“In the second Grand Tour, Pogacar has never been there” - Alberto Contador questions key Jonas Vingegaard theory before Tour de France showdown

Cycling
Tuesday, 02 June 2026 at 19:00
2026-06-02_17-14_Landscape
Jonas Vingegaard’s Giro d’Italia dominance has strengthened the sense that he will arrive at the Tour de France as Tadej Pogacar’s most serious challenger, but Alberto Contador is not ready to accept one of Team Visma | Lease a Bike’s most important arguments without a tougher test.
Vingegaard left Italy with the maglia rosa, five stage wins and a place alongside cycling’s Triple Crown greats after adding the Giro to his Tour de France and Vuelta a Espana victories. His superiority in the mountains was clear, with Felix Gall, Jai Hindley and Thymen Arensman unable to seriously threaten him across the decisive climbs.
Contador, a former Giro, Tour and Vuelta winner himself and now a Eurosport analyst, believes the Tour question is still more complicated than the final Giro margin suggests. The Spaniard pointed to Visma’s belief that Vingegaard can improve from his first Grand Tour of a season to his second, while warning that the theory has not yet been tested against Pogacar in the same circumstances.
“That theory they have in the team, which surprised me because of how emphatically the director spoke about it, is that in the second Grand Tour he always goes better,” Contador said on Eurosport.

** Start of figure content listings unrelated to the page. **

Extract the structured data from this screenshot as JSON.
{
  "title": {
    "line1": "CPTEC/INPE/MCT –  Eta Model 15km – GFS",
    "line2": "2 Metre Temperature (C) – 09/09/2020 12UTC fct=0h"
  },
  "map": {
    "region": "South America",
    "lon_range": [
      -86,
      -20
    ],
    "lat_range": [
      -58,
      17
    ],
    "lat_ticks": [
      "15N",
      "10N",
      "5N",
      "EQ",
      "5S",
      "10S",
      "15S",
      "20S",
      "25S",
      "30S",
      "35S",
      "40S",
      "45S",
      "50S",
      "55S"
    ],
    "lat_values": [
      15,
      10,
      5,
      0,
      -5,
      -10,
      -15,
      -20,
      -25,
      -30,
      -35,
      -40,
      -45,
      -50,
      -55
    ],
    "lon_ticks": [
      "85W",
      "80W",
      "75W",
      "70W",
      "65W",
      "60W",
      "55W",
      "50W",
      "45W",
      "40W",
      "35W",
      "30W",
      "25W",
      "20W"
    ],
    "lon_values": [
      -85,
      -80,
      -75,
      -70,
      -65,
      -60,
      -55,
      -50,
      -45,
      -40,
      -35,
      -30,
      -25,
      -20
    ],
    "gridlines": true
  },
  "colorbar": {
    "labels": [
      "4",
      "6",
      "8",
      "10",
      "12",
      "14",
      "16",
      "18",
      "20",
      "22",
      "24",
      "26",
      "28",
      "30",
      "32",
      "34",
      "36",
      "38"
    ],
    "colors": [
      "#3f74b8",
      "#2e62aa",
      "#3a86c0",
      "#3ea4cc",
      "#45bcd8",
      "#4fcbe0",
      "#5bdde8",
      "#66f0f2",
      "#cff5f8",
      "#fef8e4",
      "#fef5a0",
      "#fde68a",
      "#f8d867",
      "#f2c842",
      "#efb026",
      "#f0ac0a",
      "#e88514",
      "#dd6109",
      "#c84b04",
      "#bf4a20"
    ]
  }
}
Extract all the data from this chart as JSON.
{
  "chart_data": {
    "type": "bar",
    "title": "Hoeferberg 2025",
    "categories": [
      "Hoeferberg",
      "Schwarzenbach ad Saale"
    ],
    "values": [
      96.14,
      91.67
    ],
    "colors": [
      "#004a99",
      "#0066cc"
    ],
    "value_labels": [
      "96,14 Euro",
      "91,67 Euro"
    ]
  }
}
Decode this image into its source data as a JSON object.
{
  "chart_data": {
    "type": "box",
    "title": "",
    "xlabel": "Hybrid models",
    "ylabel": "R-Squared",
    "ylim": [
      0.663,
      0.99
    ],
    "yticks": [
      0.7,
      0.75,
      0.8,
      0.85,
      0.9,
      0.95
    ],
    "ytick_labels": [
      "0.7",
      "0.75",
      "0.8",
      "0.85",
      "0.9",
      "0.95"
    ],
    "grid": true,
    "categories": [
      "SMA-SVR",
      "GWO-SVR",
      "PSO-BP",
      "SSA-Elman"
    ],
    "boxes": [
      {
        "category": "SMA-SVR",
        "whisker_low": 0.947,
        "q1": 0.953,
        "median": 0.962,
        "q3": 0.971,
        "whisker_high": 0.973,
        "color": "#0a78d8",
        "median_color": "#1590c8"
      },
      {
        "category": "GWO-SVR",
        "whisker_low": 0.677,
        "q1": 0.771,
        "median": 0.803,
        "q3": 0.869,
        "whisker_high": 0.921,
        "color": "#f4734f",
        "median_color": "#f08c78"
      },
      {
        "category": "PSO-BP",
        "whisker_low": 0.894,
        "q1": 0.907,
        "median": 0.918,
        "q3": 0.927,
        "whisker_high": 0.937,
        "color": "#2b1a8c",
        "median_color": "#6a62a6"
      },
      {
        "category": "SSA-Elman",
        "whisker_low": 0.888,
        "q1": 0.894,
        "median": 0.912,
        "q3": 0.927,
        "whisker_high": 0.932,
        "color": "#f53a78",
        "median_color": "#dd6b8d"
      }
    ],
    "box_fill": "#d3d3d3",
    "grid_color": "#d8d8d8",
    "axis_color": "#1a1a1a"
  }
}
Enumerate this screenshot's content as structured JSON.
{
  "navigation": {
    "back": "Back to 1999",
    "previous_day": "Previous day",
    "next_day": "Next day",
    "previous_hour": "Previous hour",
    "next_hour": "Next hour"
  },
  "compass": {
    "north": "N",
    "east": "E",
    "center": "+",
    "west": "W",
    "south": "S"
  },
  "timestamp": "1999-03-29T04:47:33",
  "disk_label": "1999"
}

Contador questions the Visma theory

Vingegaard’s 2026 season has so far delivered almost everything Visma could have wanted. Before the Giro, he had already won Paris-Nice and the Volta a Catalunya. In Italy, he added another level of three-week control, repeatedly distancing rivals in the mountains and closing the race with a lead of more than five minutes.
The Tour, though, brings Pogacar back into the equation. The UAE Team Emirates - XRG leader did not race the Giro, and remains the reigning Tour de France champion. Contador’s doubt is not about whether Vingegaard looked exceptional in Italy, but about how much that tells us before July.
“In the second Grand Tour, so far, Pogacar has never been there,” Contador said. “Now we’ll see when he coincides with Pogacar, when he coincides with Seixas, and we’ll see how he develops.”
That is the part of the debate Visma cannot answer until the Tour begins. Vingegaard has shown that he can dominate a Grand Tour without Pogacar present. He has also shown, across his career, that he can beat Pogacar at the Tour. What has not yet happened is this exact version of the plan: win the Giro, absorb the effort, then face Pogacar in July with the claim that the second Grand Tour brings an even higher level.

Giro dominance still leaves one unanswered question

Contador also placed Vingegaard’s Giro wins in context. Gall, Hindley and Arensman all produced strong races, but none arrived in Italy with the same standing as Pogacar in a Tour de France duel. Vingegaard was the overwhelming favourite before the Giro began, and the race unfolded increasingly around his superiority.
The next challenge is not only the quality of opposition. It is the accumulated load of the Giro itself. Contador noted that three weeks of racing create a different kind of fatigue to a controlled altitude camp, even for a rider who appeared to finish the race with something still in reserve.
That makes Visma’s recovery window one of the central questions before Barcelona. Vingegaard will take confidence, rhythm and a completed Grand Tour set from Italy. He will also carry the effects of a Giro in which he raced hard enough to win five stages and control the high mountains.
Contador’s final warning was broader than Vingegaard alone. “The watts, what you are capable of doing now, next year that is not enough to win,” he said. “You have to do a little bit more, and that comes through small details.”
Jonas Vingegaard showered in pink confetti during the 2026 Giro d'Italia
Jonas Vingegaard showered in pink confetti during the 2026 Giro d'Italia

Tour showdown moves the debate onto the road

The Giro changed Vingegaard’s season and his place in history. It did not settle the Tour de France argument. Pogacar will return as the rider who has defined the past two Tours, while Vingegaard arrives with the confidence of a near-perfect spring and a Giro victory that few riders in the modern era would even attempt before July.
Contador’s view does not dismiss Vingegaard’s form. It simply adds the missing opponent back into the conversation. Visma’s theory may yet prove correct, but the Tour will be the first time this version of Vingegaard’s second-Grand-Tour plan meets Pogacar directly.
For now, Vingegaard has the Giro, the momentum and the historic milestone. Contador’s question is whether that same momentum survives when the rider waiting across the road is Pogacar.